Containing lots of the usual Gilbertian fun along with the fresh music of a young Sullivan, "The Sorcerer" is the first extant full-length work of that duo.

Footnote (for the discriminating Savoyard) :
An unfortunate error crept into the programme circulated to the audiences of "The Sorcerer". This is the statement the the character Dr. Daly is the only clergyman in the Savoy operas. In fact there are several others, of whom The Mikado (The Mikado), as the High Priest of Shinto is the most prominent example, closely followed in clerical power and prominence by Don Alhambra, the Grand Inquisitor (Gondoliers). Compared with these clerical eminences, Dr. Daly is small beer indeed. Another clergyman who must appear on stage is that ghostly baronet of Ruddygore who objects to the otherwise unanimous support for the carrying off by Sir Ruthven Murgatroyd of a lady.

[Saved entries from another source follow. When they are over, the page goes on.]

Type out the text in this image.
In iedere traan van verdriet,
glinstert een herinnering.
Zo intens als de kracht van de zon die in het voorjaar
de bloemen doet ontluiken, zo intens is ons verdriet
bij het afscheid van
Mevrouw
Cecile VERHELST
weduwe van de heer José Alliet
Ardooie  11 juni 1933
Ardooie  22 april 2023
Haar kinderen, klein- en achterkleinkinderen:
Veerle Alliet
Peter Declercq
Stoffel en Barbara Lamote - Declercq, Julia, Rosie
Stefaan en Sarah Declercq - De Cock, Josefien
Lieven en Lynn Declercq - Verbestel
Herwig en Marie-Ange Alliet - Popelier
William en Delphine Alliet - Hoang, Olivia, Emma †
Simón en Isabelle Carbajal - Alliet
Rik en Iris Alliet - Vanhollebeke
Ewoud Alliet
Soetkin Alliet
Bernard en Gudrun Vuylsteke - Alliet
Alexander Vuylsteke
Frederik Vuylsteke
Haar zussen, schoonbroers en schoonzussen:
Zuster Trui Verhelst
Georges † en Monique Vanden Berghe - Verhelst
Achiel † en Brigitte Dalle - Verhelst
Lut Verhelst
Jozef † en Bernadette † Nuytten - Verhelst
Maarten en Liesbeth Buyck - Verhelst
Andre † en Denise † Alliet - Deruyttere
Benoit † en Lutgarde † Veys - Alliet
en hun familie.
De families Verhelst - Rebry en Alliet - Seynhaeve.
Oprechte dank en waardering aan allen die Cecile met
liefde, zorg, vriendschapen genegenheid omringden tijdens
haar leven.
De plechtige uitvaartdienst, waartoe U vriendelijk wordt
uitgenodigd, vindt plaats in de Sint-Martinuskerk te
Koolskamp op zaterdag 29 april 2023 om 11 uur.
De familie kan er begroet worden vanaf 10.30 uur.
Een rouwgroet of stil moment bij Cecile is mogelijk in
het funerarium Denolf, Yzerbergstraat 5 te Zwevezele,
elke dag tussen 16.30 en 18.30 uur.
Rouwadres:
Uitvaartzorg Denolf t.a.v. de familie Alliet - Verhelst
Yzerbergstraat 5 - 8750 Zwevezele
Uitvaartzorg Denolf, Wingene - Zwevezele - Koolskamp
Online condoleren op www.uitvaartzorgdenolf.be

That character is certainly a clergyman, usually portrayed as a bishop. In addition to these four, two others are mentioned and may appear on stage at the discretion of the director : the Doctor of Divinity (Pirates) --- who did appear in the film version of the Broadway Pirates of the early 1980s, and Colonel Fairfax's confessor, (Yeomen) who is sometimes presented as a walk-on part. Another possibility (which I do not think has ever been staged) is to have a few of the Lord Bishops in the Peers chorus (Iolanthe), where they do indeed belong, as Phyllis is supposed to be being pursued by the entire House of Lords. We may also wish to speculate on whether the aetherializing profession of Tarara (Utopia) might place him in the clerical category.